The study simulates the effects of two policy scenarios:
Elimination of all tariff and non tariff barriers against LDCs in the European Union. This experiment is aimed at simulating the effects of the already approved EBA initiative.
Elimination of tariff and non tariff barriers faced by LDCs in all Quad markets. This experiment analyses the effects of a hypothetical coordinated action where the other Quad follow the lead of the European Union.
The policy experiments performed are analogous to those in Ianchovichina, Mattoo and Olarreaga (2000). Results, though, cannot be straightforwardly compared because of several reasons.

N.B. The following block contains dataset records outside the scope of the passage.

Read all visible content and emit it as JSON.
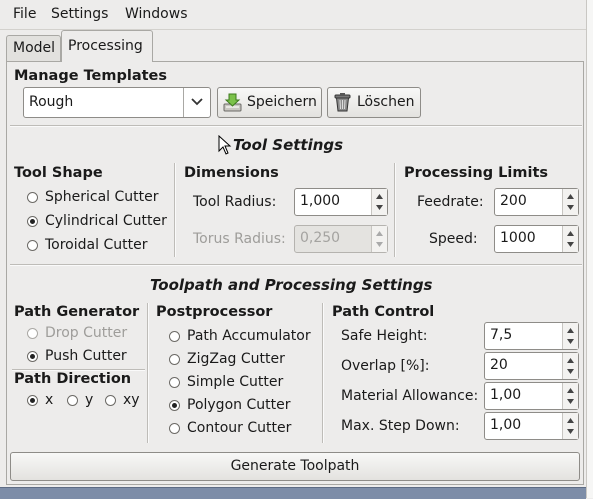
{
  "menubar": {
    "items": [
      "File",
      "Settings",
      "Windows"
    ]
  },
  "tabs": [
    "Model",
    "Processing"
  ],
  "templates": {
    "title": "Manage Templates",
    "selected": "Rough",
    "save_label": "Speichern",
    "delete_label": "Löschen"
  },
  "tool_settings": {
    "title": "Tool Settings",
    "shape": {
      "title": "Tool Shape",
      "options": [
        "Spherical Cutter",
        "Cylindrical Cutter",
        "Toroidal Cutter"
      ],
      "selected": "Cylindrical Cutter"
    },
    "dimensions": {
      "title": "Dimensions",
      "tool_radius_label": "Tool Radius:",
      "tool_radius": "1,000",
      "torus_radius_label": "Torus Radius:",
      "torus_radius": "0,250"
    },
    "limits": {
      "title": "Processing Limits",
      "feedrate_label": "Feedrate:",
      "feedrate": "200",
      "speed_label": "Speed:",
      "speed": "1000"
    }
  },
  "toolpath": {
    "title": "Toolpath and Processing Settings",
    "generator": {
      "title": "Path Generator",
      "options": [
        "Drop Cutter",
        "Push Cutter"
      ],
      "selected": "Push Cutter"
    },
    "direction": {
      "title": "Path Direction",
      "options": [
        "x",
        "y",
        "xy"
      ],
      "selected": "x"
    },
    "postprocessor": {
      "title": "Postprocessor",
      "options": [
        "Path Accumulator",
        "ZigZag Cutter",
        "Simple Cutter",
        "Polygon Cutter",
        "Contour Cutter"
      ],
      "selected": "Polygon Cutter"
    },
    "control": {
      "title": "Path Control",
      "safe_height_label": "Safe Height:",
      "safe_height": "7,5",
      "overlap_label": "Overlap [%]:",
      "overlap": "20",
      "allowance_label": "Material Allowance:",
      "allowance": "1,00",
      "stepdown_label": "Max. Step Down:",
      "stepdown": "1,00"
    }
  },
  "generate_label": "Generate Toolpath",
  "colors": {
    "background": "#edeceb",
    "disabled_text": "#9e9d9a",
    "taskbar": "#7d8da8"
  }
}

First, beneficiary countries in our case are all LDCs, whereas in Ianchovichina, Mattoo and Olarreaga (2000) preferential market access is targeted to Sub-Saharan African countries only. Second, our analysis is conducted at a higher level of disaggregation, both sectoral and geographical. Finally, data in our simulations refer to 1997, whereas in Ianchovichina, Mattoo and Olarreaga (2000) the base year is 1995 (GTAP4 database).
Results show that non-reciprocal preferential trade liberalization targeted to LDCs is likely to entail non-negligible gains to beneficiary countries coupled with negligible losses for donor and third countries. When the only donor country is the European Union (EBA initiative), the gains accrue mainly to Sub-Saharan African countries, and are mostly explained by improved terms of trade for beneficiaries. In this case, the key sectors are paddy and processed rice, and sugar. Increased exports from LDCs are directed almost only to the European Union. When liberalization occurs in all Quad countries, the benefits from duty-free and quota-free market access rise substantially. Overall, welfare gains are ten times higher compared with EBA. All beneficiary countries gain notably more, and countries like Bangladesh and the rest of Sub-Saharan Africa enjoy disproportionately higher gains. In this case, in addition to rice and sugar, key sectors to benefit are wearing apparel, other food and diary products. Increased export flows from some LDCs are still mainly directed to the European Union under this scenario. For other beneficiary countries, however, the rise in exports is basically targeted to the United States market (Bangladesh), and to Japan (rest of Sub-Saharan Africa).